I’m a pack rat. I keep stuff I really don’t need. I’ve been better about not accumulating more stuff over the last 10 years – being desperately broke in my early twenties and not being able to afford what I needed taught me a few lessons about appreciating what I had and making do. But I still have stuff from when I was a baby, most of which I’ll keep… but I hadn’t realized how many Beanie Babies I had stuffed in my closet. I can’t get rid of those, they’re WAY too cute. But I’ve pared down to one 66qt storage container for my stuffed animals, my laundry basket is completely empty of the funky clothes and torn up pillowcases I couldn’t stand to part with for some inexplicable reason, among other sundries, and the living room is full of stuff to be donated to the veterans, to eventually be put up for sale in a sullen thrift shop on the south side of town.
And I’ve been obsessively reading about metalsmithing and committing everything to memory, and getting more excited and encouraged by the day. This is familiar. This is how it was when I was reading Making Glass Beads by Cindy Jenkins. This feels good, and right, like it’s supposed to happen. It may not happen right away, but I’m putting it into motion.
Now, if only I could get so motivated to put myself on a junk food diet.
People, I’ve mostly decided against a metalsmithing class. Mr. Sarah expressed interest in taking the class together, which I’d be all for, except for a few reasons. For one thing, the class we’d want to take is about 45 minutes away, and in the same town Mr. Sarah works. So, essentially, by the time he got home, we wouldn’t even have time to eat dinner before we had to leave and drive right back to where he came from. The class runs until 10pm, which works wonderfully for me, but for him, he’d have a hard time winding down and getting to sleep at a reasonable hour since it would be close to 11pm by the time we got home. Sure, I could take the class by myself, but I wouldn’t want to do it without him, since I think we would really enjoy that together. Perhaps something more feasible will turn up.

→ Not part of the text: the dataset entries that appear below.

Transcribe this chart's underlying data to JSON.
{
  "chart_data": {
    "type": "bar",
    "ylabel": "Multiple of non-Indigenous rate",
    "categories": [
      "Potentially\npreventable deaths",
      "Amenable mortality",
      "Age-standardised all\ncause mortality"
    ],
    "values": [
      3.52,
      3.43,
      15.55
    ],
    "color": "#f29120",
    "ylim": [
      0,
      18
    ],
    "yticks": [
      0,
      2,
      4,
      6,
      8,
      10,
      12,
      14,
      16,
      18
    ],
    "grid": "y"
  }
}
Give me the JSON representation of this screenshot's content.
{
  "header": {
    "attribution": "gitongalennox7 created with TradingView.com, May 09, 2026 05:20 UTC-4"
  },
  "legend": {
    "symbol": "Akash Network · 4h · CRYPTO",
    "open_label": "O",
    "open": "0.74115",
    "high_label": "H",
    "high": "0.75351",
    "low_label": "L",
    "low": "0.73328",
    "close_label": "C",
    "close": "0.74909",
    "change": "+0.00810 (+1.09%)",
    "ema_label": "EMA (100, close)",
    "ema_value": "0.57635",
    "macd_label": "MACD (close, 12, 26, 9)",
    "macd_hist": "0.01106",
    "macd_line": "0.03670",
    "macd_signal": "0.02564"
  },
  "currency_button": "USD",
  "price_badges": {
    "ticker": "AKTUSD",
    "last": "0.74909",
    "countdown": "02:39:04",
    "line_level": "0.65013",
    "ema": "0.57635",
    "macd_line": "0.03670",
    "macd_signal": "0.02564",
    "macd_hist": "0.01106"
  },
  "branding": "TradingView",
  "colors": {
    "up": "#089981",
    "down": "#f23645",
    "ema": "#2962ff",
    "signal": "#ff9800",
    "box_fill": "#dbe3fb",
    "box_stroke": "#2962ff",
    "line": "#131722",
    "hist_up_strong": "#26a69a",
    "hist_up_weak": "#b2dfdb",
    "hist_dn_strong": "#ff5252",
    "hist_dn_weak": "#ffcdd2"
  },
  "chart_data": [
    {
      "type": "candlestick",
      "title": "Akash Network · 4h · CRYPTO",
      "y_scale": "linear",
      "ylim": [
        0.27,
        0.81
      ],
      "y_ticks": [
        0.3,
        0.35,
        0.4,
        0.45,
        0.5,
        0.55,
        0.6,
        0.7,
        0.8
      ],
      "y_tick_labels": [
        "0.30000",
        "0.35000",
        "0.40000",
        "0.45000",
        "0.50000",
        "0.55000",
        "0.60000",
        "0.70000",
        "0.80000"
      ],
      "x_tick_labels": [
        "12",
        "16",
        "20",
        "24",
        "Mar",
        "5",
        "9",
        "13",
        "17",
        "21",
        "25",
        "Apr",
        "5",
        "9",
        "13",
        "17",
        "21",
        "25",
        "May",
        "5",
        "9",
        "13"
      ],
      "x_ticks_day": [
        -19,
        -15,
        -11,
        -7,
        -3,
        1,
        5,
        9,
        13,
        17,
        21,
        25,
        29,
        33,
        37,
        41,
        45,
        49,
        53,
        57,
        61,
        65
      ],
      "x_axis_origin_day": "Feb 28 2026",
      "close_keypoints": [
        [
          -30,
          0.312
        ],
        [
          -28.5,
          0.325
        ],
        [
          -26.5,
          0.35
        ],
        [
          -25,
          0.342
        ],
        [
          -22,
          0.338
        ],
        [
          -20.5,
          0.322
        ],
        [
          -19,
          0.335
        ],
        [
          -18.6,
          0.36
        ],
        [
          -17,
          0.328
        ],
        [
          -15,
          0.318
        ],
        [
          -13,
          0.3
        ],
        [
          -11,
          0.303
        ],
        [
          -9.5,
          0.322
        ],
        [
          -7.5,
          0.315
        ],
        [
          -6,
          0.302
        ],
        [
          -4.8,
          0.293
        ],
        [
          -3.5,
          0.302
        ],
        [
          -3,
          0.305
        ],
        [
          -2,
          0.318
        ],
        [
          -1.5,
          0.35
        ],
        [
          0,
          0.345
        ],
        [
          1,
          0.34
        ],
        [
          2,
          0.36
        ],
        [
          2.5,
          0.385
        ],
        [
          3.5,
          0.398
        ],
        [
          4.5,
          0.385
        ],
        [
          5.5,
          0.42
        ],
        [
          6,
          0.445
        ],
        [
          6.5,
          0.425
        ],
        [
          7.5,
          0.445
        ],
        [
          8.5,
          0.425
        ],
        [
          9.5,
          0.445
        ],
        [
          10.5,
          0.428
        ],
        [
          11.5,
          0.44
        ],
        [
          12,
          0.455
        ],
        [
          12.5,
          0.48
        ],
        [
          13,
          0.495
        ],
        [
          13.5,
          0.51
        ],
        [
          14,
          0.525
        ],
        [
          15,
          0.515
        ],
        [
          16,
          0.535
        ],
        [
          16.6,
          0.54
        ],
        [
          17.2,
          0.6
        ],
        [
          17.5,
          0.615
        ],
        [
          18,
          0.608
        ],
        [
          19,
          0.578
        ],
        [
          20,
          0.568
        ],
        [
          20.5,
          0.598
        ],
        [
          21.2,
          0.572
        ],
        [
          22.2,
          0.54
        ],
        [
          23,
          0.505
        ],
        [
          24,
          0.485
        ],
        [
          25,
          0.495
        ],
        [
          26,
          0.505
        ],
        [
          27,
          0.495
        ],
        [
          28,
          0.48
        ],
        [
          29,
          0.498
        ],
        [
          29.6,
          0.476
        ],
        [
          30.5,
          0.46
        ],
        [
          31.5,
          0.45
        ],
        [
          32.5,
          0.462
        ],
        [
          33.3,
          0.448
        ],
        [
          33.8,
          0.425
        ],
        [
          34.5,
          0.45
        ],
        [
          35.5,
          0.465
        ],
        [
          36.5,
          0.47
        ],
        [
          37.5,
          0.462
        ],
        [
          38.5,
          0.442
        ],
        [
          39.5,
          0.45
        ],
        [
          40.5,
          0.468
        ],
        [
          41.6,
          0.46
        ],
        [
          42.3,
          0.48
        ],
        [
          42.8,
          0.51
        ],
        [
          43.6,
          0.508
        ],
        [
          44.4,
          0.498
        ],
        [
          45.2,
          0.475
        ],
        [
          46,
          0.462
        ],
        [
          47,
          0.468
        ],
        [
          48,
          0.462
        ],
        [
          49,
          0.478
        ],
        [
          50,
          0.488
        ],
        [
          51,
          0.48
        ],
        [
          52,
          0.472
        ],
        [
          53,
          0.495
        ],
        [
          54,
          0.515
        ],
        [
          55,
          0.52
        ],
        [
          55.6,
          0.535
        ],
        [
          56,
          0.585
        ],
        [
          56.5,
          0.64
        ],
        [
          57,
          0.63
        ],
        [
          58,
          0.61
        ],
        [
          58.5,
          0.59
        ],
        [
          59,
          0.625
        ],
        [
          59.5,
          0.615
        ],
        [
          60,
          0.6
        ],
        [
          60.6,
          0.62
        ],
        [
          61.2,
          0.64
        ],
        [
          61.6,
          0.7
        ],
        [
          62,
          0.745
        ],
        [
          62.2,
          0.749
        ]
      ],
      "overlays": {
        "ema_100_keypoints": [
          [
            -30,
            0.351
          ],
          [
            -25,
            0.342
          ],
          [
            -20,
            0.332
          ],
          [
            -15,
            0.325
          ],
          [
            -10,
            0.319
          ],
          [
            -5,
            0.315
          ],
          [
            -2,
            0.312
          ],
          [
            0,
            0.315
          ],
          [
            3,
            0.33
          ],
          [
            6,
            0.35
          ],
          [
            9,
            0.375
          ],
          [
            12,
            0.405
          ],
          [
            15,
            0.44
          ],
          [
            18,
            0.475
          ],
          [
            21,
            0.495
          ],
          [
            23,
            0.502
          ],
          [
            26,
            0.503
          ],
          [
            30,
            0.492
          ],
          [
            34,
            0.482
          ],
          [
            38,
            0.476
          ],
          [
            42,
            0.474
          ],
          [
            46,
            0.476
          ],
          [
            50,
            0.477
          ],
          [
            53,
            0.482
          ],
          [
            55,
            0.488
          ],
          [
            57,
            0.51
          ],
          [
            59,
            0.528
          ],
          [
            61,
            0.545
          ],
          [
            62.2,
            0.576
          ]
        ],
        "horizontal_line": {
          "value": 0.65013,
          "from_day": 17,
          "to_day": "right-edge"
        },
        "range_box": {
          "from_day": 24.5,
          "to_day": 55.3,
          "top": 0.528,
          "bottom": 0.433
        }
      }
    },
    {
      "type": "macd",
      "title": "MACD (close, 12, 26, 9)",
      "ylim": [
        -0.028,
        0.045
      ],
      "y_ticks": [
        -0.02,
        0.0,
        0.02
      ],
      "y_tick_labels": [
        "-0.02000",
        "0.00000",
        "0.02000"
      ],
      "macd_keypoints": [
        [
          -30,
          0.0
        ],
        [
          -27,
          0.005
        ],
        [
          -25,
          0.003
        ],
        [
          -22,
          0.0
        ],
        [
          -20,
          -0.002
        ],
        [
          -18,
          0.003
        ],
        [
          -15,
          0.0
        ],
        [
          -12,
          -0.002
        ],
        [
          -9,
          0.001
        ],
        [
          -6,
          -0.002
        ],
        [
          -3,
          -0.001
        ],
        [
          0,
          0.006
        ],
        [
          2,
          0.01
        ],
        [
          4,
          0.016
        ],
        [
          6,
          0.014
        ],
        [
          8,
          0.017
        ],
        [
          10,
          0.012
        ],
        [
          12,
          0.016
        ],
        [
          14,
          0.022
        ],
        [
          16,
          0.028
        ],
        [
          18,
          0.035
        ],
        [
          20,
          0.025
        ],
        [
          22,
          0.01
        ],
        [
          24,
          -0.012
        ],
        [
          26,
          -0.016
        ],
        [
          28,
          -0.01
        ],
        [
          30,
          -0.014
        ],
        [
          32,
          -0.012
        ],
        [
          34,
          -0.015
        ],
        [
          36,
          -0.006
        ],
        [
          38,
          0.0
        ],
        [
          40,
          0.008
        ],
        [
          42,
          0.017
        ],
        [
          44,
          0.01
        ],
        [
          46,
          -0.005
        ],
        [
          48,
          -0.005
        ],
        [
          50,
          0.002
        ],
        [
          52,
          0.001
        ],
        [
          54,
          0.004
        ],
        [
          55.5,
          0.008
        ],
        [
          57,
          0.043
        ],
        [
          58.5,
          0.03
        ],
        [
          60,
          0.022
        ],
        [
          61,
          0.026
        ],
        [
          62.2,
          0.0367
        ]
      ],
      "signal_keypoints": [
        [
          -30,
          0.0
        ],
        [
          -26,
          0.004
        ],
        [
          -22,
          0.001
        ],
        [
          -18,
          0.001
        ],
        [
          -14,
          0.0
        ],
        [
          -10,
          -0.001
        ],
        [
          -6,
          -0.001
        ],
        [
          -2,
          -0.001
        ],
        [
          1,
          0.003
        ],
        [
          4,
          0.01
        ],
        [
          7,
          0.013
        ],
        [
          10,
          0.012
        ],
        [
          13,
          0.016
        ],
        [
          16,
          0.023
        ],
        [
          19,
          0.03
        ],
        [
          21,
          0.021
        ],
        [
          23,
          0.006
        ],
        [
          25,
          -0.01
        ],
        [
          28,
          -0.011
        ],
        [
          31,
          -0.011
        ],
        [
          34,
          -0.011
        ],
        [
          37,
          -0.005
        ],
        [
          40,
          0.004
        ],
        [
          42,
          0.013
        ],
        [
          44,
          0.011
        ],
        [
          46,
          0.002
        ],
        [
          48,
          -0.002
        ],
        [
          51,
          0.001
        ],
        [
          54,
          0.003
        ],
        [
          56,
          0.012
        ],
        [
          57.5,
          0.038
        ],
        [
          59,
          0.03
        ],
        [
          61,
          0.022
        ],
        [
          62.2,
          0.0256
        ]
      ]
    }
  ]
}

Then there’s that whole thing about taking a class, that’s really holding me back. I can be a little, shall we say, disruptive… not throwing spitballs and cracking wise from the back of the classroom, in a leather jacket with my ducktail dippity-doo’d… but more like “why can’t it be done this way rather than that way, and I expect a reasonable explanation” and other curious musings. I’ve been known to drive some people temporarily crazy with my barrage of questions and curious musings. The instructor either finds this trait charming or abhorrant. I’m not sure I’m willing to pay $400 to find out which type of instructor it’s gonna be. I also have a tendency to unexpectedly go off into la-la land for a few minutes because ideas suddenly hit me like a ton of bricks and I can’t ignore them, and there’s no rewind button or re-read feature available in a live classroom once I’ve sorted out those ideas. And, more often than not, these classes are at art galleries, and safety issues are rarely addressed in classes held at art galleries. (Which would pose the aforementioned barrage of questions, for sure, and would likely render me the “problem student”).
If we get right down to brass tacks, the truth is, I’m an introverted control freak and I like to learn from books, and at my own pace, in the comfort of my own little cave. I think about how many tools and other necessities I could buy with that money, and that sort of clinches it for me. Maybe I can teach Mr. Sarah what I learn and we can tap around together. I generally don’t like sharing my space with anyone but a cat or two, but we get along great and work well together, and if I rearrange some furniture, it may be possible.
BTW, here are the books I’m reading:
Step By Step Jewelry Workshop by Nicola Hurst
The Design and Creation of Jewelry (Third Edition) by Robert von Neumann
Jewelry Making Techniques Book by Elizabeth Olver
Sculptural Metal Clay by Kate McKinnon
I figure the more books I have, I’ll be better able to fill in most of the blanks. The rest will have to come from experience.
Anyway, I’ll have something for you on Etsy tomorrow. See you then!